Ulaanbaatar recently signed a Memorandum of Understanding (MOU) with the United States, aiming to foster secure and resilient critical mineral supply chains in the Indo-Pacific region.
This collaboration not only grants Mongolia access to technical support and investments but also aligns with the US’s objective of promoting responsible mining practices.
In a further display of Mongolia’s rising prominence in the global critical minerals market, France’s Foreign Minister, Catherine Colonna, recently visited Ulaanbaatar.
During her visit, she actively advocated for a substantial uranium deal worth 1 billion euros between the French nuclear group Orano and Mongolia.
The attention on Mongolia’s critical minerals doesn’t stop there. Prominent figures like Elon Musk, the CEO of Tesla, have engaged in talks with the Mongolian Prime Minister, exploring potential collaborations. Germany, a powerhouse in the automotive industry, has also expressed interest in Mongolia’s critical minerals.
In another noteworthy development, Mongolia, the United States, and South Korea have formed a trilateral consultative body aimed at stabilizing the supply chain for key minerals. This collaborative effort recognizes the significance of critical minerals, especially in clean energy technologies, and seeks to address potential disruptions and vulnerabilities.
The trilateral partnership will involve knowledge exchange, regular working-level talks, and a forthcoming three-way business-to-business roundtable. These initiatives aim to promote collaboration and enhance the reliability and resilience of the critical minerals supply chain.
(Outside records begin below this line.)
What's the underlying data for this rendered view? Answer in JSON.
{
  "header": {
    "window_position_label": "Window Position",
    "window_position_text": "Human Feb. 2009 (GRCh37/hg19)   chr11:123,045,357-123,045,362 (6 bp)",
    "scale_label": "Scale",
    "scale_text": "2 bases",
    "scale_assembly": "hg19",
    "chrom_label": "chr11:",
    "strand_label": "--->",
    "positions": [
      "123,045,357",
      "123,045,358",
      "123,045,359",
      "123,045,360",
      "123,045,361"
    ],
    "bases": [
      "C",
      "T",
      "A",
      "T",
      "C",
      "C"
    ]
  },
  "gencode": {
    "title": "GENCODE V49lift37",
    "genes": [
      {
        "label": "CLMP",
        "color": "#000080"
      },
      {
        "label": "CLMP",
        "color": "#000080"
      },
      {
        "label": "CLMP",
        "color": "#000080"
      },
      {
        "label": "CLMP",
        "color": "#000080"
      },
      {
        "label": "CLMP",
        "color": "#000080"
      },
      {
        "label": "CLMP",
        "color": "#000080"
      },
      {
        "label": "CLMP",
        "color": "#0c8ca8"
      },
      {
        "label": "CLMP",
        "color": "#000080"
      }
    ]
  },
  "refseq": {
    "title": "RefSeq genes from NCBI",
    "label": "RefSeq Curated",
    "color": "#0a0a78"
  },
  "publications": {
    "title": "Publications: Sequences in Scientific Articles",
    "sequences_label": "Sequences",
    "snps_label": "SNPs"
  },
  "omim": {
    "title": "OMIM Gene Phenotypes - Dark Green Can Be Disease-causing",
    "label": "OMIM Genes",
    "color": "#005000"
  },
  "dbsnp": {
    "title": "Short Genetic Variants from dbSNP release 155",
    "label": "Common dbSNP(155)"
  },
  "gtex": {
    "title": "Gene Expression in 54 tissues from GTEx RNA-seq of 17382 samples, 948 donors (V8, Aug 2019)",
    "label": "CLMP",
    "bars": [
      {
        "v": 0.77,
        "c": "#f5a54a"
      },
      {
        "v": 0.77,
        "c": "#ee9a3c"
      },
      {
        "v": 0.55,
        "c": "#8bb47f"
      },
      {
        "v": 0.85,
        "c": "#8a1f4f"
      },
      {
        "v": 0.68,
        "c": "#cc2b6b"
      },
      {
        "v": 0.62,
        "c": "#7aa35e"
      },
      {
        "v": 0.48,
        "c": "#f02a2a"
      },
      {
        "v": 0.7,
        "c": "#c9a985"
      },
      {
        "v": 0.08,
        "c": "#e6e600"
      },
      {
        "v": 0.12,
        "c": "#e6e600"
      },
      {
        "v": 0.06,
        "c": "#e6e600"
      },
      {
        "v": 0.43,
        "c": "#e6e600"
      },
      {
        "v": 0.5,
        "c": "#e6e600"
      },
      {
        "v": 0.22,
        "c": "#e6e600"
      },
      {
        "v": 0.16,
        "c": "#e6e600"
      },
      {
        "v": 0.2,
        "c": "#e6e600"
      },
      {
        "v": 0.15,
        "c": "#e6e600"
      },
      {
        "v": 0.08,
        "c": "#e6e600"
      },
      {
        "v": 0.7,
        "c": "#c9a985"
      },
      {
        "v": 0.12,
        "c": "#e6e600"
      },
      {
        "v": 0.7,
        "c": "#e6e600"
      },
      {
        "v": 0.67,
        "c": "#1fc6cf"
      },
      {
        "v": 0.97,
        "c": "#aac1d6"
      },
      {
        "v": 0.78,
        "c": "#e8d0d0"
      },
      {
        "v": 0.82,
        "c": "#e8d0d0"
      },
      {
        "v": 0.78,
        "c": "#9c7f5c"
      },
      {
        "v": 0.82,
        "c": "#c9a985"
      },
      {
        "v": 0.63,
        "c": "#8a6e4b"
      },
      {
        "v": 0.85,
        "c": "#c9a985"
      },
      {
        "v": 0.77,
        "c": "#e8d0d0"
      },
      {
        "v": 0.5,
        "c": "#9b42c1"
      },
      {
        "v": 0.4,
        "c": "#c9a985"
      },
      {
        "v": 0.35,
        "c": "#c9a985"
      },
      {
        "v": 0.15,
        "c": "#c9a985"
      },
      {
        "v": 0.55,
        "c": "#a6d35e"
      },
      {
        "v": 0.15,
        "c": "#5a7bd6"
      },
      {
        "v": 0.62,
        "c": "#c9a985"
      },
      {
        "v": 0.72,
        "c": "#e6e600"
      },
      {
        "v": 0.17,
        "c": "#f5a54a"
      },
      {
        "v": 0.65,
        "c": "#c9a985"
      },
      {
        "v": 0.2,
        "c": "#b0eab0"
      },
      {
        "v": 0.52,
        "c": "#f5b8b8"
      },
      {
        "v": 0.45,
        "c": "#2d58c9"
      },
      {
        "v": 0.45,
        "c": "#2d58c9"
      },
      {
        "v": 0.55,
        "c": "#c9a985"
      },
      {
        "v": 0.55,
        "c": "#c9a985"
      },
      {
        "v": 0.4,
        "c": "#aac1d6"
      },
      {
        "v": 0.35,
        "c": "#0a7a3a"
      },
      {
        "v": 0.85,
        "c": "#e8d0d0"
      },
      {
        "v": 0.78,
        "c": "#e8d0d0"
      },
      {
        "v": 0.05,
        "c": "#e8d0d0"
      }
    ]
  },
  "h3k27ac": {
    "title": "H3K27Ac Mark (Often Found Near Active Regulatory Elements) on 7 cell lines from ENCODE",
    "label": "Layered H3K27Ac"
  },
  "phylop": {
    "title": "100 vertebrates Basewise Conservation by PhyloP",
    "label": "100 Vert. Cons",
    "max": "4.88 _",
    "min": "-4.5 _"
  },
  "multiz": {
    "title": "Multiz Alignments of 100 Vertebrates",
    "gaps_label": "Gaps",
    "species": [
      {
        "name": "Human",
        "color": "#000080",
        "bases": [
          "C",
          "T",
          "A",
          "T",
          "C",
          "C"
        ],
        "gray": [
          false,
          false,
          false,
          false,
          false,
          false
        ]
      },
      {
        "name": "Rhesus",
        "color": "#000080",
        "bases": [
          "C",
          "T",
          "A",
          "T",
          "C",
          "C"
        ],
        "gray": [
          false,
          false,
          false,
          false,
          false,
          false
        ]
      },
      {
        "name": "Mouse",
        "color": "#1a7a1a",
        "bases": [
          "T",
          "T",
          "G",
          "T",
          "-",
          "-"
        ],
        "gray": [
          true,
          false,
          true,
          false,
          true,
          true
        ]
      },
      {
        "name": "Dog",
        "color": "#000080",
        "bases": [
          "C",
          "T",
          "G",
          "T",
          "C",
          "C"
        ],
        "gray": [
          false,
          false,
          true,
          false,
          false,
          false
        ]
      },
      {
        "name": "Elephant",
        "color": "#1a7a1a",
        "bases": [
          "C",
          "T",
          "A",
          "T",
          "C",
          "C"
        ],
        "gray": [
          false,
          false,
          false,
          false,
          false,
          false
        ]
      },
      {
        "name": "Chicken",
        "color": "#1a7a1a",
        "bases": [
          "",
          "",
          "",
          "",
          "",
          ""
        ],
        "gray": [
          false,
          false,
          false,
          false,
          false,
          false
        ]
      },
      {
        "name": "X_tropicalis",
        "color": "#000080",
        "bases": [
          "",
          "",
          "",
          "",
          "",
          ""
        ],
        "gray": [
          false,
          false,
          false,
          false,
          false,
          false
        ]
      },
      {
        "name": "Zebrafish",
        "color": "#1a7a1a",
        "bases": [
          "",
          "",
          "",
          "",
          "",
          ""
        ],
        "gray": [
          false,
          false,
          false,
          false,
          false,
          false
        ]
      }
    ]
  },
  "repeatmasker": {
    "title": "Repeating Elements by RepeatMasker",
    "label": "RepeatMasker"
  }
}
Mongolia’s critical minerals are poised to play a vital role in shaping the global supply chain landscape, and as the nation navigates challenges, embraces opportunities, and forges partnerships, it stands on the brink of realizing its full potential. The potential success of the uranium deal with Orano could demonstrate Mongolia’s commitment to be a key player in the global critical minerals supply chain.